BoG Governor Outlines Reforms to Ease SME Integration Into Global Value Chains
Ghana’s central bank governor, Johnson Asiama, has pledged to accelerate financial reforms aimed at integrating small and medium-sized enterprises into regional and global value chains, arguing that the country’s competitiveness depends on broadening SME access to finance and foreign exchange.
Speaking at a workshop in Accra organised by the Ghana Association of Banks in collaboration with Afreximbank, the AfDB and the Trade and Development Bank, Asiama said Ghana’s recent macroeconomic stabilisation — marked by disinflation, stronger reserves and improving investor confidence — provides a “foundation on which our SMEs must now thrive.”
He warned, however, that persistent financing gaps, high compliance costs and currency volatility risk excluding local firms from structured supply chains in agribusiness, manufacturing and digital services. “The path to global value chains starts at home,” he noted, urging greater investment in domestic capacity and regional trade under the AfCFTA as stepping stones to global competitiveness.
Asiama pressed commercial banks to move “beyond collateral-based lending” towards cashflow finance, supply-chain models and blended arrangements with development finance institutions.
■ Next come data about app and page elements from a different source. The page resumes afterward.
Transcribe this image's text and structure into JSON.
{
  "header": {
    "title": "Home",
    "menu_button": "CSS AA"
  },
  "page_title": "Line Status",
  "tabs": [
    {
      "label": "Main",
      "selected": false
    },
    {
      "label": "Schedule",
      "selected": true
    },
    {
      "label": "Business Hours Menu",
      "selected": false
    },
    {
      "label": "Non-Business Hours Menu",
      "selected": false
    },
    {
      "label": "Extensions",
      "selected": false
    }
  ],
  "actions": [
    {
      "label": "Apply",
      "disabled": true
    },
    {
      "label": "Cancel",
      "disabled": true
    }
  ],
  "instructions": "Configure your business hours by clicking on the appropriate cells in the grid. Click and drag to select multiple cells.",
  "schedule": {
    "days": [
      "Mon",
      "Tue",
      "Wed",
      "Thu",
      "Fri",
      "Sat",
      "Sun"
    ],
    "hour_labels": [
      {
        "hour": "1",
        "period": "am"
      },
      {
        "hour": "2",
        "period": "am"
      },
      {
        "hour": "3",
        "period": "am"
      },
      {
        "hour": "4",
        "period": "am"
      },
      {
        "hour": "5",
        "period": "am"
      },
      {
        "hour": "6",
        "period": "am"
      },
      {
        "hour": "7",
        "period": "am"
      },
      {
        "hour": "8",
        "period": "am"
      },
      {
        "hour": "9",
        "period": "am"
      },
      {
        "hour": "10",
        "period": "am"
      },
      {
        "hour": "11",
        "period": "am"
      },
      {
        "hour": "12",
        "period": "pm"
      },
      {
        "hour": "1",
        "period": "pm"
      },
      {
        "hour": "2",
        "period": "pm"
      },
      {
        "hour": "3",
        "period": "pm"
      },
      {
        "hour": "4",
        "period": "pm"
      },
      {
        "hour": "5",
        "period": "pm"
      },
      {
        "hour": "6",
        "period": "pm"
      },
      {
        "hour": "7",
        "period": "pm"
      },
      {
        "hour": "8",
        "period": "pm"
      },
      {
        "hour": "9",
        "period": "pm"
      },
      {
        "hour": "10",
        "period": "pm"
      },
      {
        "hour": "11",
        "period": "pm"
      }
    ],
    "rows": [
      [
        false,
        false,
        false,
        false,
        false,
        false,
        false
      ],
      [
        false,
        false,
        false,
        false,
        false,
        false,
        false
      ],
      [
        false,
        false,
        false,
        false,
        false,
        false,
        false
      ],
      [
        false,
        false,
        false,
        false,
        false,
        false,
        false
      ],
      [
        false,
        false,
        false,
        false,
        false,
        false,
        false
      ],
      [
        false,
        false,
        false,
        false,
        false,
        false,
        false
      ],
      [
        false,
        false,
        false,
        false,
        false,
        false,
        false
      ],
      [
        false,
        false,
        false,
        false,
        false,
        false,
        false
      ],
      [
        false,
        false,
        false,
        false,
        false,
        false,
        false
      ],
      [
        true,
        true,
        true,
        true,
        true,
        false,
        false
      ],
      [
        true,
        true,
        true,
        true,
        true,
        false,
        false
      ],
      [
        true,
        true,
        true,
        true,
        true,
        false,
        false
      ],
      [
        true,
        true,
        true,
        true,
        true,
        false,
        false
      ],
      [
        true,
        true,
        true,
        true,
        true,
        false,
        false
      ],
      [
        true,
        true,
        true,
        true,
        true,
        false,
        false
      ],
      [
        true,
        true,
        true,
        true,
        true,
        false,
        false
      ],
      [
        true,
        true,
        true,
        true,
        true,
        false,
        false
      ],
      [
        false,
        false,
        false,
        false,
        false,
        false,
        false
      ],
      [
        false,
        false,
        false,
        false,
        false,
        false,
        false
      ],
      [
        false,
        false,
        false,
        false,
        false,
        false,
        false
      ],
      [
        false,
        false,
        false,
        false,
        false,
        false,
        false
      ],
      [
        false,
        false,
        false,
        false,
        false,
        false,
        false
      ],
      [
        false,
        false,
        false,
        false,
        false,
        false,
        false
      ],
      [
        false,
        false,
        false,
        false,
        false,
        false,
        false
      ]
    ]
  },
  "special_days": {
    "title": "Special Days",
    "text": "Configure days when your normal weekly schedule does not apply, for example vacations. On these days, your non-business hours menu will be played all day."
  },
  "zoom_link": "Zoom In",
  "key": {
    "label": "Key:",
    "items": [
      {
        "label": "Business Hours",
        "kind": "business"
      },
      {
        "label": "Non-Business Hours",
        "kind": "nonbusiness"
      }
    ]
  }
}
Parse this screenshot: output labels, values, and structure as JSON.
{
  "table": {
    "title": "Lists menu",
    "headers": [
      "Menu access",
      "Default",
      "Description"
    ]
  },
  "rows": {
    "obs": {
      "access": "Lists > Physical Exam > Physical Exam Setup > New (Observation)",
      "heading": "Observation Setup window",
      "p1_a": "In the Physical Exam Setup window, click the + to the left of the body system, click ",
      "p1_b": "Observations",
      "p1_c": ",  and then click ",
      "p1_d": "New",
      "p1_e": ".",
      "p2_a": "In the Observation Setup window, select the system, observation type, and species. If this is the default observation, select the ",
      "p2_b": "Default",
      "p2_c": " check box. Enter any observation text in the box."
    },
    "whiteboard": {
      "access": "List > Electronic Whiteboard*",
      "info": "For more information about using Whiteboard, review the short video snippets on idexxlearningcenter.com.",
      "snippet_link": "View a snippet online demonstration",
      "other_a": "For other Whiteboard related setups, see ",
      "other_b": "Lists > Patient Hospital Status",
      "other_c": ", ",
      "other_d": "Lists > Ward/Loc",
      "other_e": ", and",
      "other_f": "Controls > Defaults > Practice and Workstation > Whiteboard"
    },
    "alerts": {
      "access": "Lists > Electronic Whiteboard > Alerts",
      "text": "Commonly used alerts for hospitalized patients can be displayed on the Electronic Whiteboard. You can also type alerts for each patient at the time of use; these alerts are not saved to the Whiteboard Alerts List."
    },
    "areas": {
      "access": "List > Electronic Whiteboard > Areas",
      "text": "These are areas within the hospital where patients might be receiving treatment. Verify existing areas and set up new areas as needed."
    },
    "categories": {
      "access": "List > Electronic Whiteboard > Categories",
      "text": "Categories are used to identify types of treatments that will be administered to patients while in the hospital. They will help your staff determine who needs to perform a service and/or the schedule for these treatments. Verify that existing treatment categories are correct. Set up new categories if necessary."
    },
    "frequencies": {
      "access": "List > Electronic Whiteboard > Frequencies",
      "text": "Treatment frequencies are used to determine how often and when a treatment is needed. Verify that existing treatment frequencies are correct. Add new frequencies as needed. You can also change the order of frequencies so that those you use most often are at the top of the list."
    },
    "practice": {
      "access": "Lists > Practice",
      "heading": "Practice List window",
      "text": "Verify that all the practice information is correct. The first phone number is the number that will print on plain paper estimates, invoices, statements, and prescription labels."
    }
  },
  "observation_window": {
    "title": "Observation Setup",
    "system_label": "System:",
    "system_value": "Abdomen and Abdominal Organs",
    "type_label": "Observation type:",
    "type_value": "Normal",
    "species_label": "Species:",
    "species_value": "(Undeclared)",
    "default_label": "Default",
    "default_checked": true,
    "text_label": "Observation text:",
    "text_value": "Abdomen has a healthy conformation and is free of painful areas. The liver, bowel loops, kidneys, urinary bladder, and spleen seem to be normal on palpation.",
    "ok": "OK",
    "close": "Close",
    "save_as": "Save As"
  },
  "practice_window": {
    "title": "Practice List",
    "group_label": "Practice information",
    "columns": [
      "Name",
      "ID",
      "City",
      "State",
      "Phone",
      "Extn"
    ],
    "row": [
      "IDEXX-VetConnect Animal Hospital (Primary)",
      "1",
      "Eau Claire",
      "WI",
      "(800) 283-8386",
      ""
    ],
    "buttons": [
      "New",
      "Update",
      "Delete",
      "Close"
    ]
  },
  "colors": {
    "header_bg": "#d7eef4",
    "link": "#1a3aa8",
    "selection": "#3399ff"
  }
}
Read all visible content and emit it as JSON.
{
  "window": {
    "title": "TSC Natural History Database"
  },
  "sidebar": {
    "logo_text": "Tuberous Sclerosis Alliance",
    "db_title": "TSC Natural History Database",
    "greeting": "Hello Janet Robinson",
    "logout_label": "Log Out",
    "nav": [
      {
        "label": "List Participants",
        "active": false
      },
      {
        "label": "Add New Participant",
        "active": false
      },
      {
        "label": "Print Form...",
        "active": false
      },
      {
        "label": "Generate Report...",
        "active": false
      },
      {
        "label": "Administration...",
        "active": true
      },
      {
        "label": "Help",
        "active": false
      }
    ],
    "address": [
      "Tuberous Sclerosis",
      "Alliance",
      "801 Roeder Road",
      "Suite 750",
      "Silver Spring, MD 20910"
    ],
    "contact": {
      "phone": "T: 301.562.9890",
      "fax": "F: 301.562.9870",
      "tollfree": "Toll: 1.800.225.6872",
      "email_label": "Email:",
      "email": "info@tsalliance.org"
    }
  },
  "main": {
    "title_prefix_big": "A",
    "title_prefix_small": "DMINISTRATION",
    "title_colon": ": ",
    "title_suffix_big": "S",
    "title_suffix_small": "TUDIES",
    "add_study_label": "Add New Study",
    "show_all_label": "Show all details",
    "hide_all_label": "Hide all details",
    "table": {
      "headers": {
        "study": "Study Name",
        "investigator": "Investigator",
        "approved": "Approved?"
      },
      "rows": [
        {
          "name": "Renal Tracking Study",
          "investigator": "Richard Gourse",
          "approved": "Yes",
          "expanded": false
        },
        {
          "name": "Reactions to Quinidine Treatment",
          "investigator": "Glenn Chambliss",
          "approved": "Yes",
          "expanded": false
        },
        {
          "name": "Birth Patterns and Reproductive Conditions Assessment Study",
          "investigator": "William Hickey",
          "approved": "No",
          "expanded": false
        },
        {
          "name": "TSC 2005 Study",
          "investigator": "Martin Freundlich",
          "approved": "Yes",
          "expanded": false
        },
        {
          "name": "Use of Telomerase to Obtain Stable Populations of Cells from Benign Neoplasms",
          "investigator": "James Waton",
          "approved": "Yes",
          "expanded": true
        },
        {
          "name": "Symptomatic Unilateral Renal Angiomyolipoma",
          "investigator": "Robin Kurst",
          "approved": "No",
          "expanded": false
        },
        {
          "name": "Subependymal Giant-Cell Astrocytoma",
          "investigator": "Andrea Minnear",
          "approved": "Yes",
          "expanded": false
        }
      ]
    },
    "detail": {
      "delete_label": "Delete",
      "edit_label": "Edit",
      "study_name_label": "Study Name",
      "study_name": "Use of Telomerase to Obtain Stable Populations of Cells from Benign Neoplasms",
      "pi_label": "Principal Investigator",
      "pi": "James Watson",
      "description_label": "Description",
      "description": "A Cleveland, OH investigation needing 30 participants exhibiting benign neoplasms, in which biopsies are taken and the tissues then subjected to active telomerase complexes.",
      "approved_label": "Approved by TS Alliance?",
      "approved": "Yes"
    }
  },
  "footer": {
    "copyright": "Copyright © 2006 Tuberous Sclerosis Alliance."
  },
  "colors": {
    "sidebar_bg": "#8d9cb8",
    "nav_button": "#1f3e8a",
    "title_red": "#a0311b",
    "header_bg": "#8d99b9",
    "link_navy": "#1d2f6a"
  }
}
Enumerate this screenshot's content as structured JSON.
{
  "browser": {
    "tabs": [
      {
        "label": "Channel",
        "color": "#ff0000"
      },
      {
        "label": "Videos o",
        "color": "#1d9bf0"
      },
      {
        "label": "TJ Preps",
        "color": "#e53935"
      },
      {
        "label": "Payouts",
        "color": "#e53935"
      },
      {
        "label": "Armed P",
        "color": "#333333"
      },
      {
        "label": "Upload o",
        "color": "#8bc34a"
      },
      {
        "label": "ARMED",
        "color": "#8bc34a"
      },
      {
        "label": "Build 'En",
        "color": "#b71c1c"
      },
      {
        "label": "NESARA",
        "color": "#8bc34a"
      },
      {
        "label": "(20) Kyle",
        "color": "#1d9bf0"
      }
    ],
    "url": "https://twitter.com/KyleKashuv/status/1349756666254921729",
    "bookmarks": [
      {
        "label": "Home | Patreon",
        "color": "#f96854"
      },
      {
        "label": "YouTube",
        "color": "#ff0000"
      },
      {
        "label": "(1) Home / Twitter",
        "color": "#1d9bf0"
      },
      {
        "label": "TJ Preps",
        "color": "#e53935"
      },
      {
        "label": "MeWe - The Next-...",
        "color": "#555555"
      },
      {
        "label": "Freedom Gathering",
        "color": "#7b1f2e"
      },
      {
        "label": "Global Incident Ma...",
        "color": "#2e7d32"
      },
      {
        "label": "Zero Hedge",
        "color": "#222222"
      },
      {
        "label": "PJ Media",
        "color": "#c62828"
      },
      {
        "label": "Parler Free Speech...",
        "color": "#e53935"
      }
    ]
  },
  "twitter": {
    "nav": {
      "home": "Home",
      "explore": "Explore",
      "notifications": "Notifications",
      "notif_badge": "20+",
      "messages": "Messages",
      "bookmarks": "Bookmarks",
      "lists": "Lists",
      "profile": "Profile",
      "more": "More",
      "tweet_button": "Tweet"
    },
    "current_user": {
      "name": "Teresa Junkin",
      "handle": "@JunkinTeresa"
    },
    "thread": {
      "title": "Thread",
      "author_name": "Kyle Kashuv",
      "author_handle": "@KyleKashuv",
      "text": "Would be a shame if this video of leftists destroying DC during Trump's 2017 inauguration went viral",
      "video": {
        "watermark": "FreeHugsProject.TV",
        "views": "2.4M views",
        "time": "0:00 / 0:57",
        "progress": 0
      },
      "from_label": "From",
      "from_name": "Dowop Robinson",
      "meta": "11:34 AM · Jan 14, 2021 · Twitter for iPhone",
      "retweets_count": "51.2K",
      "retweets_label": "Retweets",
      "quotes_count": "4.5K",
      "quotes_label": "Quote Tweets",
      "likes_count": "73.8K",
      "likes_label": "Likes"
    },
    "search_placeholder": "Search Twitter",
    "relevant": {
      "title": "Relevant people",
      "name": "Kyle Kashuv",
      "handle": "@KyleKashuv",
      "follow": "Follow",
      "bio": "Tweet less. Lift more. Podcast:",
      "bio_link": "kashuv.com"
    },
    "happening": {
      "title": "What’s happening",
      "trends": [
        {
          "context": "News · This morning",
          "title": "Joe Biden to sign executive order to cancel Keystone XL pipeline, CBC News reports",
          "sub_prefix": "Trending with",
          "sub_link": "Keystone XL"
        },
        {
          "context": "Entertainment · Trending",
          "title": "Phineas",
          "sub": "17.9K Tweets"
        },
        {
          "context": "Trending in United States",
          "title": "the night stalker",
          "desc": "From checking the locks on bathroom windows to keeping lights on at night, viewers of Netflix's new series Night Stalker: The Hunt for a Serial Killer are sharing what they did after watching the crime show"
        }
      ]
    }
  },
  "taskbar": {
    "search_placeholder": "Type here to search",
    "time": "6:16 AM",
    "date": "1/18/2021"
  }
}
He added that the Bank of Ghana’s reforms — from strengthening bank capital and credit infrastructure to promoting digital rails and green finance — were designed to “equip Ghanaian enterprises with a transparent, predictable environment that enables them to compete confidently.”
The governor also defended recent foreign exchange market reforms, which include stricter reporting requirements, tighter anti-speculation rules and a push for dedollarisation. These, he said, are intended to stabilise the cedi, reduce volatility and provide SMEs with more predictable access to foreign exchange for trade and investment.
“As sustainability becomes a prerequisite for global market access, Ghana cannot afford to lag behind,” Asiama said, urging banks to align lending with green and transition finance.